In January, Ontario’s Liberal government approved legislation that would increase the minimum wage by 75 cents to $11/hour. And in March, Saskatchewan followed by increasing theirs by 20 cents to $10.20/hour. While this has ramifications for labor and the economy, it also impacts the patients in our healthcare system.
This minimum wage rise came right on the heels of a campaign in which Ontario healthcare workers advocated for a $14 minimum wage. Healthydebate.ca had a lively debate between Dr. Ritika Goel and Mike Craig. Dr. Goel and other advocates argued that increasing the minimum wage would increase the income of the poorest patients, thereby improving their health. While this seems like a logical argument, does the evidence agree? The answer might surprise you.
The debate regarding whether or not minimum wage would help improve patient health is grounded in two ideas. The first is that minimum age would increase income of the poorest patients; the second is that increased incomes would improve health. The evidence is far more convincing for the latter than the former. Public health data shows that as you move down the income ladder, morbidity increases and life expectancy declines. Lower income individuals more likely have unhealthy working conditions, little drug coverage, and poorer health practices. Of course, actors beyond income—such as personal choices, genetics, and culture—influence health. Dr. Lightman best summarized this topic in a 2008 Wellesley Institute report: “high income does not ensure good health, but poverty almost inevitably guarantees poor health”.
Unfortunately, there is not convincing evidence that minimum wage increases will improve the income of low-income earners. There is the dogmatic economic argument: that a minim wage discriminates against low skilled workers. Employers will either cut back work hours, or hire workers who are skilled enough to justify such a wage. This is supported by a rigorous 2006 systematic review by the National Bureau of Economic Research. The review looked at over a hundred studies, including five from Canada, and concluded that the majority of studies showed a negative relationship between employment and minimum wage increases. Of the five Canadian studies, three found a negative employment effect with minimum wage increases. The other two studies found that increases had positive effects in the short term and for temporary workers, but negative effects in the long run and for permanent worker.
If minimum wage hikes cannot improve patient income, what can be done? One approach is to improve social mobility via education. Even if patients start at a low income, access to high quality education and retraining programs can raise family incomes and indirectly improve health. While our social mobility is greater than the US, we ranked 5th out of 12 countries among OECD nations. Policies that aim to increase accessibility to post-secondary education for underrepresented groups—such as First Nations and low-income people—and improve elementary education is a starting point.

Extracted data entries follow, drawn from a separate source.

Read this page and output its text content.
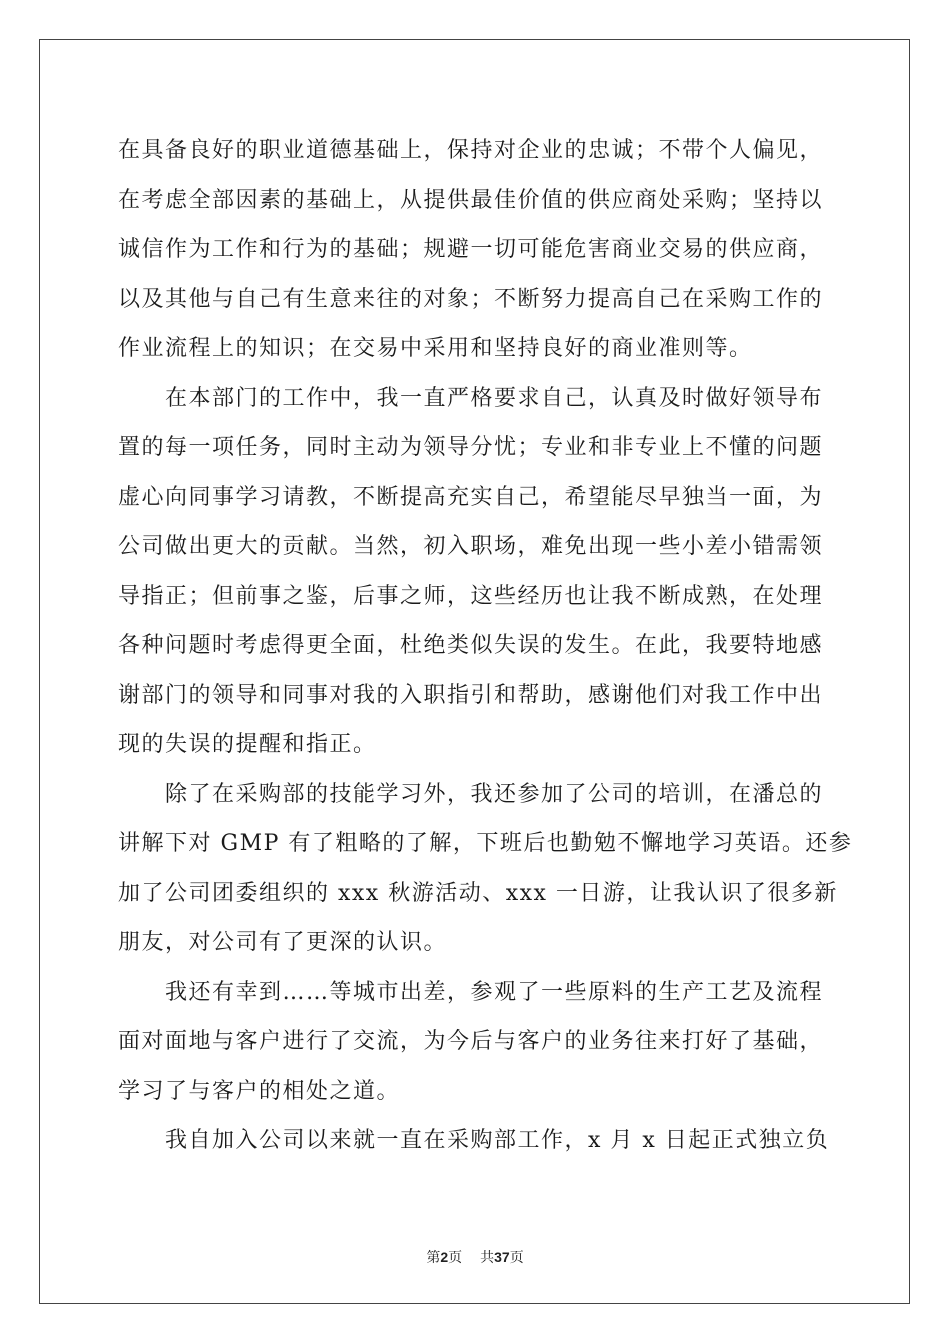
在具备良好的职业道德基础上，保持对企业的忠诚；不带个人偏见，
在考虑全部因素的基础上，从提供最佳价值的供应商处采购；坚持以
诚信作为工作和行为的基础；规避一切可能危害商业交易的供应商，
以及其他与自己有生意来往的对象；不断努力提高自己在采购工作的
作业流程上的知识；在交易中采用和坚持良好的商业准则等。
在本部门的工作中，我一直严格要求自己，认真及时做好领导布
置的每一项任务，同时主动为领导分忧；专业和非专业上不懂的问题
虚心向同事学习请教，不断提高充实自己，希望能尽早独当一面，为
公司做出更大的贡献。当然，初入职场，难免出现一些小差小错需领
导指正；但前事之鉴，后事之师，这些经历也让我不断成熟，在处理
各种问题时考虑得更全面，杜绝类似失误的发生。在此，我要特地感
谢部门的领导和同事对我的入职指引和帮助，感谢他们对我工作中出
现的失误的提醒和指正。
除了在采购部的技能学习外，我还参加了公司的培训，在潘总的
讲解下对 GMP 有了粗略的了解，下班后也勤勉不懈地学习英语。还参
加了公司团委组织的 xxx 秋游活动、xxx 一日游，让我认识了很多新
朋友，对公司有了更深的认识。
我还有幸到……等城市出差，参观了一些原料的生产工艺及流程
面对面地与客户进行了交流，为今后与客户的业务往来打好了基础，
学习了与客户的相处之道。
我自加入公司以来就一直在采购部工作，x 月 x 日起正式独立负

第2页 共37页
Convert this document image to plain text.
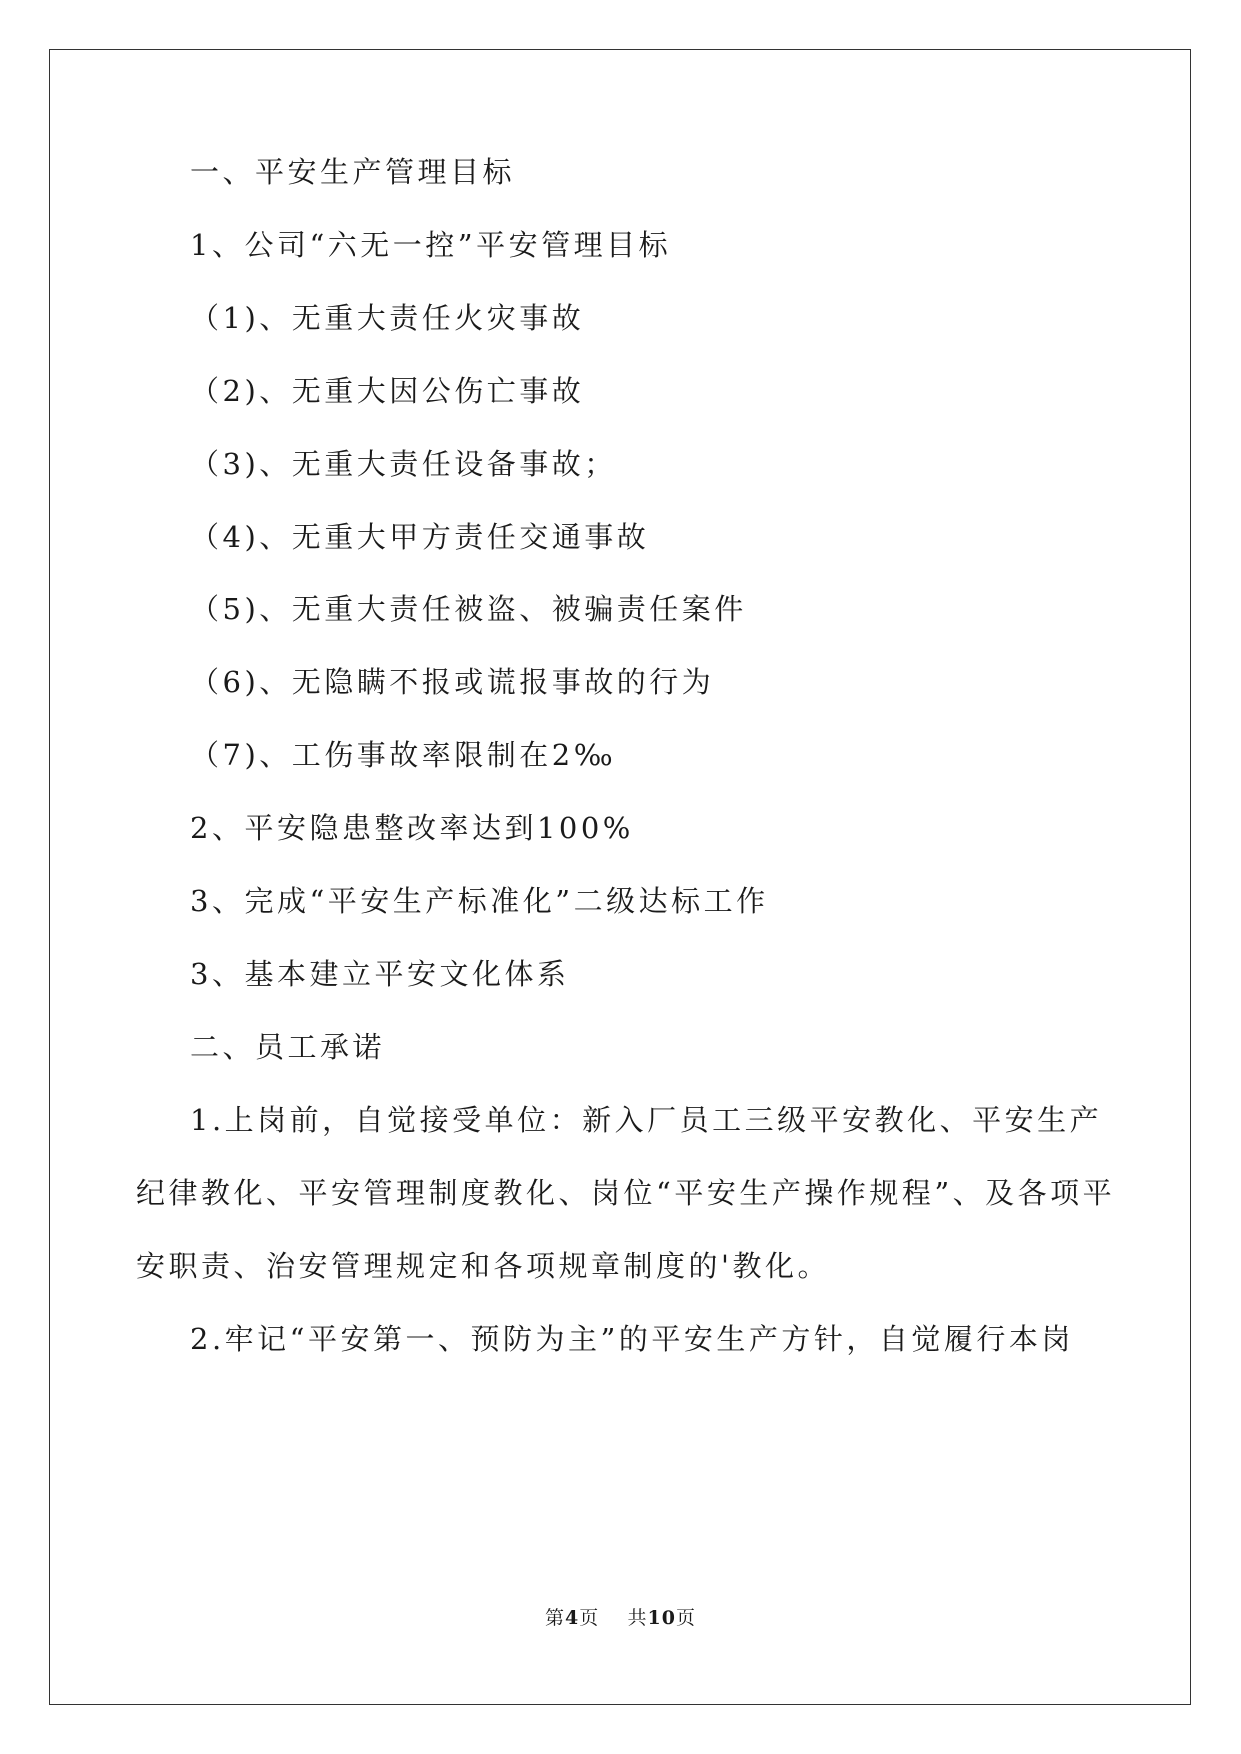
一、平安生产管理目标
1、公司“六无一控”平安管理目标
（1)、无重大责任火灾事故
（2)、无重大因公伤亡事故
（3)、无重大责任设备事故；
（4)、无重大甲方责任交通事故
（5)、无重大责任被盗、被骗责任案件
（6)、无隐瞒不报或谎报事故的行为
（7)、工伤事故率限制在2‰
2、平安隐患整改率达到100%
3、完成“平安生产标准化”二级达标工作
3、基本建立平安文化体系
二、员工承诺
1.上岗前，自觉接受单位：新入厂员工三级平安教化、平安生产
纪律教化、平安管理制度教化、岗位“平安生产操作规程”、及各项平
安职责、治安管理规定和各项规章制度的'教化。
2.牢记“平安第一、预防为主”的平安生产方针，自觉履行本岗
第4页 共10页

Unfortunately, improving education in the near future is difficult given the complexity and various stakeholders involved. However, behavioral economics research may provide more actionable and creative policy solutions. In the book “Nudge: Improving decisions about health, wealth, and happiness”, economists Richard Thaler and Cass Sustein argue that instead of using traditional incentives and penalties, policies should be grounded in evidence about human behavior. One example is organ donation: governments could increase organ donation rates by mandating that drivers answer organ donation questionnaires in order to renew their license. Similar nudging strategies could be used for health-related initiatives such as promoting exercise and quitting smoking.
Of course, there are many sociocultural factors complicating patient income and health. The famous Roseto effect—in which a small Pennsylvania town filled with Mediterranean immigrants had cardiovascular disease rates well below the national average—showed researchers that a cohesive social structure could improve health. A more modern example is the educational and financial success of certain ethnic groups, such as Asian Canadians. These factors complicate matters for physicians and policy makers trying to abridge health inequality.
Let me be clear: I believe that physicians should advocate for economic policies that improve their patient’s income—it is both our fiduciary and moral imperative. But we also have an obligation to look at the empirical evidence and act accordingly: the evidence is not in favor of a minimum wage rise. Physician advocates should refocus their efforts on other policy areas such as “nudging” and social mobility. If we do not take the same evidence-based approach that we use in clinical medicine, we may undermine this and future advocacy efforts.